There’s only one more SCOTUS “Decision Day” left in June, and it’s going to be a big one. On their second-to-last day before skipping town to enjoy their summer vacation, the Supreme Court released decisions on whether Marvel Entertainment will have to pay a toy manufacturer into perpetuity, even if his patent expires, and whether a New Deal program that pays raisin farmers not to grow raisins so as to drive up the price of raisins nationwide runs afoul of the Constitution.

In short, the raisins have been freed and the Marvel toy’s inventor is out of luck. Stephen Kimble, who invented a really badass web-shooting toy that children could wear on their hands, sold the toy to Marvel back in 2001, earning more than $6 million in royalties. In 2010, the patent expired, and Marvel stopped paying him ongoing royalties. Kimble complained, sued Marvel and today, the court affirmed a Ninth Circuit ruling telling Kimble to pound sand; once your patent runs out, you are no longer entitled to receive dividends from the product’s sale. The case isn’t terribly notable. However, the decision, written by Justice Elena Kagan, is rather…unconventional.

According to Kagan, Marvel is allowed to keep the toy and children will be allowed to continue pretending to be Spider-Man with it.

As for the California raisins, well, your dehydrated grapes are now out from under the thumb of government tyranny, as SCOTUS decided that a New Deal program that set artificial limits on the number of raisins allowed into the marketplace at any given time – a method of price control for the then-depressed and also, apparently, raisin-crazy United States – is about as outdated as the concept of eating raisins.

This case stems from a story of government overreach that should terrify small-time raisin farmers everywhere.
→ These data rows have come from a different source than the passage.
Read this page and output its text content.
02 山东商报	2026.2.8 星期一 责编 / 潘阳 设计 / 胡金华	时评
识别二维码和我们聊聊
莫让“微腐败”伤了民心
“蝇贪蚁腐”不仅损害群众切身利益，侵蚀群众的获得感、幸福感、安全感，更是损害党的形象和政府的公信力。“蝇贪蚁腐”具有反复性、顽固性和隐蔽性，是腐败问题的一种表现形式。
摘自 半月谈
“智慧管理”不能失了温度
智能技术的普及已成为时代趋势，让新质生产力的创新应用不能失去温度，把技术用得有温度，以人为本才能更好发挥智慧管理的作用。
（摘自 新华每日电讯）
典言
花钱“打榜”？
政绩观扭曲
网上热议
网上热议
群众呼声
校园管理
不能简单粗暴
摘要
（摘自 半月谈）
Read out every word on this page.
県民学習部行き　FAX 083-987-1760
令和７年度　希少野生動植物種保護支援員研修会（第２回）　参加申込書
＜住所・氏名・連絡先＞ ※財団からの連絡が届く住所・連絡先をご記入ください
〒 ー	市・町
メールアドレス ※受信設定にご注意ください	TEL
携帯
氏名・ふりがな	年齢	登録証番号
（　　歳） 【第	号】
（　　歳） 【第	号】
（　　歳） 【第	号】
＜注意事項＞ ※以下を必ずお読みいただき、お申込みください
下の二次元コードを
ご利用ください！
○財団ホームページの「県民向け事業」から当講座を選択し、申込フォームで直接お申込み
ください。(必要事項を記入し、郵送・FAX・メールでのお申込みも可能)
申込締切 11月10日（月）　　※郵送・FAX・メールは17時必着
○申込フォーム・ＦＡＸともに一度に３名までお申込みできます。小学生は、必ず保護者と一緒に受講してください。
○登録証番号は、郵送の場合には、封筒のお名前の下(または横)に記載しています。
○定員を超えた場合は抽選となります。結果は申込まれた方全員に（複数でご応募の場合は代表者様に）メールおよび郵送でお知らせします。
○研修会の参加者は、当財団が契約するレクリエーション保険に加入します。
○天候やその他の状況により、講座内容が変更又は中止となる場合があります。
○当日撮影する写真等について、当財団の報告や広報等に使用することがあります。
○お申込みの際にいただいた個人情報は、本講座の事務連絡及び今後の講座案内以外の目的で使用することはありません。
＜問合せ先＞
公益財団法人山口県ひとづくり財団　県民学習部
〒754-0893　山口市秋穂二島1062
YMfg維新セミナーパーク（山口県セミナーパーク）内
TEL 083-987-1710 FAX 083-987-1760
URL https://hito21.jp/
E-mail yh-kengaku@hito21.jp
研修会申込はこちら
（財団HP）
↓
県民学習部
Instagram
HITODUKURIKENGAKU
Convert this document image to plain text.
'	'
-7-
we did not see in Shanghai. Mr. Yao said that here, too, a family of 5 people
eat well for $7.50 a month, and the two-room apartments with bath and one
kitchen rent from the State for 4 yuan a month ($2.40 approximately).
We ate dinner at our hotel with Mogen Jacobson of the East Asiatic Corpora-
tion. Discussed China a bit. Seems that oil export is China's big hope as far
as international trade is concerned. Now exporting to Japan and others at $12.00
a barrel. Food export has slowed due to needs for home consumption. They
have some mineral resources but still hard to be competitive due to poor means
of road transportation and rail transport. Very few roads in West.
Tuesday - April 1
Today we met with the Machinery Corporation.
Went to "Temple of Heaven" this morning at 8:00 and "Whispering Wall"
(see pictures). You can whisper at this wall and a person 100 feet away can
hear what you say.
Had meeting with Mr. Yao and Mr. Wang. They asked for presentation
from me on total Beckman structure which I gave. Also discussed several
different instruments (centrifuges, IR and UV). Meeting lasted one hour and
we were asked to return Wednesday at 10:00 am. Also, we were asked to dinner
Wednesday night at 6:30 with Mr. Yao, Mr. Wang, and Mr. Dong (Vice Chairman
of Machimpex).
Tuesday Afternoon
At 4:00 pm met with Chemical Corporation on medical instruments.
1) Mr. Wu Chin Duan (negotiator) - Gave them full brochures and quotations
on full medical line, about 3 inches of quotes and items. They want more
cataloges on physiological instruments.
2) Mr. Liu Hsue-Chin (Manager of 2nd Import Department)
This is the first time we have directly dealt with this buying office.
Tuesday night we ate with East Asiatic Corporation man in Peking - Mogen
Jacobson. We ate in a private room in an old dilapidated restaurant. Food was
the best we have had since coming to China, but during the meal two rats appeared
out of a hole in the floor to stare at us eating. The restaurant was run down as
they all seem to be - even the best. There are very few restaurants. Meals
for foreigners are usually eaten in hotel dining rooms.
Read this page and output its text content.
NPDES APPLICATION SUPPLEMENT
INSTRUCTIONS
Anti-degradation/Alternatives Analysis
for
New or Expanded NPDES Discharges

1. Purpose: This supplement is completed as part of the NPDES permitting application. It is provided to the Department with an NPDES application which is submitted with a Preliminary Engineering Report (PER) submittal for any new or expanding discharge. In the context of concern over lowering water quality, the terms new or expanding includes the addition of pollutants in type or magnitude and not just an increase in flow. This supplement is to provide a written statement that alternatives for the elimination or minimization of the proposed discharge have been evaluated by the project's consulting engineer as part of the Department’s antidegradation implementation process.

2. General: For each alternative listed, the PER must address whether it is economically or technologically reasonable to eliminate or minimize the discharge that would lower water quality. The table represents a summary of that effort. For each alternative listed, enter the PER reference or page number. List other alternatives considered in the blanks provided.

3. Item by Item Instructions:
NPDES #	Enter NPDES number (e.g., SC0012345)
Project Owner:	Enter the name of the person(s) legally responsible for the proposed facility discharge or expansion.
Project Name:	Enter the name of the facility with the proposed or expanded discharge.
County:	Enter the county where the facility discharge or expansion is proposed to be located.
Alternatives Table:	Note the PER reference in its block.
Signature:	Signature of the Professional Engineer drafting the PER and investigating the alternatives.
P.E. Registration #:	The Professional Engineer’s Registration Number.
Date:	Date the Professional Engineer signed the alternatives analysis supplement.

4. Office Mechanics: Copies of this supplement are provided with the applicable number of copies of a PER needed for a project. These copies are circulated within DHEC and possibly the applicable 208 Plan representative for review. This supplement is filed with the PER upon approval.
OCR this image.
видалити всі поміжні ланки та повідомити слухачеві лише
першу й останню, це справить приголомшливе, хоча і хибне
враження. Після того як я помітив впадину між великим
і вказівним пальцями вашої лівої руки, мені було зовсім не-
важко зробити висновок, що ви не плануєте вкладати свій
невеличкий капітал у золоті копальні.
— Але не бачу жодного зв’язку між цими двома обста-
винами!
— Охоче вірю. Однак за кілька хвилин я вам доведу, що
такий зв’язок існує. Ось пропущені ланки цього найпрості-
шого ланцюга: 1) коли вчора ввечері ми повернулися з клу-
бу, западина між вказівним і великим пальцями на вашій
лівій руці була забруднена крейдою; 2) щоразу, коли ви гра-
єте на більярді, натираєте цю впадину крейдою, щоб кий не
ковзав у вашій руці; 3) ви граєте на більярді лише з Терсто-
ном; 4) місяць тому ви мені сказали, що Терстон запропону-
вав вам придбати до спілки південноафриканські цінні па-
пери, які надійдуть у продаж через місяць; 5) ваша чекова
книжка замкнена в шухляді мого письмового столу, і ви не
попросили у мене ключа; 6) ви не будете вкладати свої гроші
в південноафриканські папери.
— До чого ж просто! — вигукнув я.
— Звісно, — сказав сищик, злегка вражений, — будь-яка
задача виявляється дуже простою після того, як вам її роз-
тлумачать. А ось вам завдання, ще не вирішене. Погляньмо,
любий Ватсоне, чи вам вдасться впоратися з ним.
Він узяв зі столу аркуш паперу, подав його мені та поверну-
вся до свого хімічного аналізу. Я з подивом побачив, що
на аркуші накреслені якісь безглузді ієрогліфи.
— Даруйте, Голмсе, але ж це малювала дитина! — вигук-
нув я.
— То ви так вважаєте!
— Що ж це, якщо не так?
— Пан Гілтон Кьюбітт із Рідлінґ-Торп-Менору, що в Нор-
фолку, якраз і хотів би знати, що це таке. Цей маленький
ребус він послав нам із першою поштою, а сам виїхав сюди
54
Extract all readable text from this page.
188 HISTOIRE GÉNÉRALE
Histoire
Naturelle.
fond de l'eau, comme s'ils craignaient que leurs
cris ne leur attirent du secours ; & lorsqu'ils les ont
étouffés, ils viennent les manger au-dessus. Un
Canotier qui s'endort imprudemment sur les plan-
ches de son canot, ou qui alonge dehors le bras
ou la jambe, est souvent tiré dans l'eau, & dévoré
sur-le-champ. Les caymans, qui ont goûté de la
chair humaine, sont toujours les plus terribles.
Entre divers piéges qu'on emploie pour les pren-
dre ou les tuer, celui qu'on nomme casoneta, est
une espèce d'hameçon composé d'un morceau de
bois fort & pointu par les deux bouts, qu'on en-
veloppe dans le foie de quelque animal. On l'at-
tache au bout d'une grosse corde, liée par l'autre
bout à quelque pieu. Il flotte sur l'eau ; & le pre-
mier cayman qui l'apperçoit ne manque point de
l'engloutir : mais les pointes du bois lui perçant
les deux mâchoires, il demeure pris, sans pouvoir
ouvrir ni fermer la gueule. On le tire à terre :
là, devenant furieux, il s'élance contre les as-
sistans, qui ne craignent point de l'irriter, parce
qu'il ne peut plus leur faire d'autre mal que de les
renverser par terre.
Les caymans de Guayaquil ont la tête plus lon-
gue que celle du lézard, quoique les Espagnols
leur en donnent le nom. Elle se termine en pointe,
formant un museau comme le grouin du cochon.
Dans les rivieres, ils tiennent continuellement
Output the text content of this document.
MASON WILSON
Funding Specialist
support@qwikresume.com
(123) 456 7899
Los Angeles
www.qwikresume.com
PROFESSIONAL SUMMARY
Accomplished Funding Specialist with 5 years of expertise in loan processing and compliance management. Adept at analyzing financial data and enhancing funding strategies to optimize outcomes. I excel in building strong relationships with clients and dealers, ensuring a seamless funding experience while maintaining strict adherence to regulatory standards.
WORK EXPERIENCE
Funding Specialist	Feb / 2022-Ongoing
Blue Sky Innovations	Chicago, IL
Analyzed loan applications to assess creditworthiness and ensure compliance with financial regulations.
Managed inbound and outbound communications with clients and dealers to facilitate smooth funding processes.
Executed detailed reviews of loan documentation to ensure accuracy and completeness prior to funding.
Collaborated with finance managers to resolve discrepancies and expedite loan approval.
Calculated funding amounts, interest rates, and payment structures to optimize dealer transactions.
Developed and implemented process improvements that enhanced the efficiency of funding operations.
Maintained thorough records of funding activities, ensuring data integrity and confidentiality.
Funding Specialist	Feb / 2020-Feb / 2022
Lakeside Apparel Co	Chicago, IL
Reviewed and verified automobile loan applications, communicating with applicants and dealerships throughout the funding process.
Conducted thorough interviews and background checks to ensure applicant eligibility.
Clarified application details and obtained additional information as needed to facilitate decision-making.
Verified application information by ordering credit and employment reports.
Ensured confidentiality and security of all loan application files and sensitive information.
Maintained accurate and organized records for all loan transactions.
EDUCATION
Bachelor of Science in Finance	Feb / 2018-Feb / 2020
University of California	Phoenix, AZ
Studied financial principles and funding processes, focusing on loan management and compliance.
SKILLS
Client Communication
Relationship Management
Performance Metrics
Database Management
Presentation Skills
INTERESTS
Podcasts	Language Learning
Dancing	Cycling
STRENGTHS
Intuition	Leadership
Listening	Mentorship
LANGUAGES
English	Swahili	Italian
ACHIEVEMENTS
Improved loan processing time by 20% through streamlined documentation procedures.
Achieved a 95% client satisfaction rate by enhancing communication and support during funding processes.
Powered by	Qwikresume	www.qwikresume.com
Acting on a tip, the U.S. Department of Agriculture busted into Marvin Horne’s Fresno, Calif. raisin farm and seized his illicit, free-market raisin crop, taking it for themselves. According to the USDA, this was fine, because Marvin would get a much higher price for his licit raisin crop, being sold on the open market, and because Michelle Obama’s school lunch programs would now feature an actual fruit, thanks to Marvin’s generous raisin donation to the federal government (not a joke – the “excess raisins” are used in school lunches).

This is a problem for Marvin, because the Fifth Amendment says that the government needs to pay “fair compensation” for any property it seizes. The USDA argued that “property” did not include raisins. The Supreme Court disagreed.

The Supreme Court has ruled for a California raisin grower and declared it was unconstitutional for a government-backed agricultural board to claim control of about one-third of his crop.

The justices said Marvin Horne from Fresno deserves to be compensated for this official seizure of his personal property.

The Fifth Amendment forbids the government from taking private property without paying “just compensation,” and the high court said this protection applies to raisins as well as real estate.

So this one greedy farmer with Republican backing overturns a New Deal-era law that has helped farmers. Greedy greedy greedy Republican bastards.

Chief Justice John Roberts spoke for a 5-4 majority. Several of the liberal justices agreed in theory but stopped short of saying Horne was due money for part of his raisin crop.

The ruling deals a blow to the last of the New Deal-era farm programs that authorize growers to join together to prop up the market prices for their products. The raisin board had the support of most growers, and its “marketing orders” had the backing of the U.S. Department of Agriculture.

The California Raisins responded in kind by remembering that they were a thing back in the 1980s.